Ingrédients
Ustensiles
Etapes
- Couper le coq en morceaux réguliers (cuisses, poitrine en deux, ailerons) — chaque morceau doit être de taille similaire pour une cuisson uniforme.
- Dans la cocotte à feu moyen-vif, faire revenir les lardons jusqu'à ce qu'ils libèrent leur graisse et deviennent croustillants, environ 5 minutes.
- Ôter les lardons avec une écumoire, les réserver.
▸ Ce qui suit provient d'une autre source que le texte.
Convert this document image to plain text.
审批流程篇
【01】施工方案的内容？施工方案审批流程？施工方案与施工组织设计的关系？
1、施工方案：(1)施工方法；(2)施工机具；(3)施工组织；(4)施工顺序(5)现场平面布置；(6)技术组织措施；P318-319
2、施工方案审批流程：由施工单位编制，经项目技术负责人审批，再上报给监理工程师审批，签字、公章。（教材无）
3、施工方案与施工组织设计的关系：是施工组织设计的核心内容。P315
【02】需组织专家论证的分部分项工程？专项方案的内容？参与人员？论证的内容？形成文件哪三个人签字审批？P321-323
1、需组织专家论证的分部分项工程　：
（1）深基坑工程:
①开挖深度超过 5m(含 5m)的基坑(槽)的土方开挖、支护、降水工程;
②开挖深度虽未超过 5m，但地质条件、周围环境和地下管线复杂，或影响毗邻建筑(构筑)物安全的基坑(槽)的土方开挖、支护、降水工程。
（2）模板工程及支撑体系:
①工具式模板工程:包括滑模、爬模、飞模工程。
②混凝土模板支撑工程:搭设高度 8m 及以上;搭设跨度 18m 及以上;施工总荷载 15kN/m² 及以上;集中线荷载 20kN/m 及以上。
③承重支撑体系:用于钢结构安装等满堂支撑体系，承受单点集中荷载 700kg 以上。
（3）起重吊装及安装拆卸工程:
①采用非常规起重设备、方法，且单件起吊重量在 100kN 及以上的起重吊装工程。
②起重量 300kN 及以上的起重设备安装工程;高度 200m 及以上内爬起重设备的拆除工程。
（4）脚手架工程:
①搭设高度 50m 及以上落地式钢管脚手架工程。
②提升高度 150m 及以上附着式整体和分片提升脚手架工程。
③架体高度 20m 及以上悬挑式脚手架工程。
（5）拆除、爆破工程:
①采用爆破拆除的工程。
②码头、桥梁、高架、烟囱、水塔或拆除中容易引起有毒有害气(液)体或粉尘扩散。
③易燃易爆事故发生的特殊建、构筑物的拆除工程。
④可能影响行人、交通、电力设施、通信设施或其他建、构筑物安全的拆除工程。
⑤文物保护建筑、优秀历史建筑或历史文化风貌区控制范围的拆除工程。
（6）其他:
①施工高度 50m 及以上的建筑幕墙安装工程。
Dans la graisse chaude, saler et poivrer les morceaux de coq, puis les faire dorer sur toutes les faces, par tournées si nécessaire pour ne pas surcharger la cocotte — environ 3 à 4 minutes par côté.
- Verser le vin rouge dans la cocotte, racler le fond avec la cuillère en bois pour détacher les sucs caramélisés — cette étape enrichit la sauce.
- Ajouter le concentré de tomate, le bouillon chaud, le bouquet garni, l'ail écrasé et les lardons réservés. Porter doucement à frémissement.
- Couvrir la cocotte, réduire le feu à moyen-bas pour maintenir un léger frémissement — la cuisson doit être très douce, jamais à gros bouillon. Compter 1 heure à 1 heure 15 minutes selon l'âge et la taille du coq.
- Environ 30 minutes avant la fin de cuisson, ajouter les oignons grelots et les champignons (préalablement nettoyés et revenus quelques minutes à la poêle si on le souhaite, pour plus de couleur).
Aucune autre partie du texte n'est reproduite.